The market index seasonally adjusted four-week moving average grew 1.77%. The purchase index seasonally adjusted four-week moving average rose 1.57%, and this average is up 1.88% for the refinance index.
Refinances were 74.9% of market share, up from 72.1% a week earlier, while adjustable-rate mortgages slipped to 5.4% of volume from 5.7%.
“A flare up of the sovereign debt troubles in Europe once again led investors to flee to the safety of US Treasury securities last week. As a result, mortgage rates have reached new lows in our survey, and refinancing application volumes picked up substantially as a result,” said Michael Fratantoni, MBA’s Vice President of Research and Economics. “Survey participants indicated that this was not due primarily to HARP volume – the HARP share of refinances fell to 28 percent of refinance applications, down relative to last week and last month, when the share was just above 30 percent in April.

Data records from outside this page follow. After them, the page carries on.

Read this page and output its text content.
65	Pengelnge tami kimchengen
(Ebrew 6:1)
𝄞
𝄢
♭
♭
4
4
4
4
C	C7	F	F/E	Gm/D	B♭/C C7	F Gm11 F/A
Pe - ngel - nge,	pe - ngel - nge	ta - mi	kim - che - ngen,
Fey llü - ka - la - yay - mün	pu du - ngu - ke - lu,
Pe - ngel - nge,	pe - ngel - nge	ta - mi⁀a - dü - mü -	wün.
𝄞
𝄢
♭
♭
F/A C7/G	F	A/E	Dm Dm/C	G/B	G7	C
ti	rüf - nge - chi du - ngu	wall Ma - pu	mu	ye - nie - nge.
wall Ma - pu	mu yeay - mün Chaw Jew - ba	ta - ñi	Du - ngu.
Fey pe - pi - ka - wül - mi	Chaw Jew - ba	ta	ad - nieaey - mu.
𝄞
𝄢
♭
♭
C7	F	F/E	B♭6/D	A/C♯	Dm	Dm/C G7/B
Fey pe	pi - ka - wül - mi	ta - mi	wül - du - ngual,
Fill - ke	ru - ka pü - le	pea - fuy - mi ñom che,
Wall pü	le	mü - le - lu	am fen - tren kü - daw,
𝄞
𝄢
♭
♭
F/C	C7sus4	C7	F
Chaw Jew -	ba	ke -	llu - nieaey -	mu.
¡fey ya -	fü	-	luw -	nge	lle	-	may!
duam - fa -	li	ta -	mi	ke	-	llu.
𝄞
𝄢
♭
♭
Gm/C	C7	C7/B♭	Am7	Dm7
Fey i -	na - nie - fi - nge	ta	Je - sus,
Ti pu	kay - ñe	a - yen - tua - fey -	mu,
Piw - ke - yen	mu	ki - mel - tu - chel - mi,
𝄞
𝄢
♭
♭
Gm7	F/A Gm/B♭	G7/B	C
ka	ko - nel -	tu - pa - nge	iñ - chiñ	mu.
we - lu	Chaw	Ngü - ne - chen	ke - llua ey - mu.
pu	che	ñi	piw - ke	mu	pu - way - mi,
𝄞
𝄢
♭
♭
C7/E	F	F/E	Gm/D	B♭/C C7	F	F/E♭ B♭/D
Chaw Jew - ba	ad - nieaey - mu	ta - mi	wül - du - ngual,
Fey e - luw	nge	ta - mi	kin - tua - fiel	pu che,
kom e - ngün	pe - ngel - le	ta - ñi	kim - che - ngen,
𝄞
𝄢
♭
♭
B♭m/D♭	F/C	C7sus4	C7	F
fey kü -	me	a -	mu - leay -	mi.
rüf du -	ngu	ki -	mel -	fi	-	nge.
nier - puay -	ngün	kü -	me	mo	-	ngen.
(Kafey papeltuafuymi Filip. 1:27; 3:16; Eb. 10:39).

The increase in refinance activity last week was concentrated in the conventional sector, which was up around 14 percent for the week, while government refinance applications were up only 4 percent.”
The average contract interest rate for 30-year fixed-rate mortgages with conforming loan balances ($417,500 or less) decreased to 3.96%, the lowest rate in the history of the survey, from 4.01%.
The average contract interest rate for 15-year fixed-rate mortgages decreased to 3.26%, the lowest rate in the history of the survey, from 3.29%.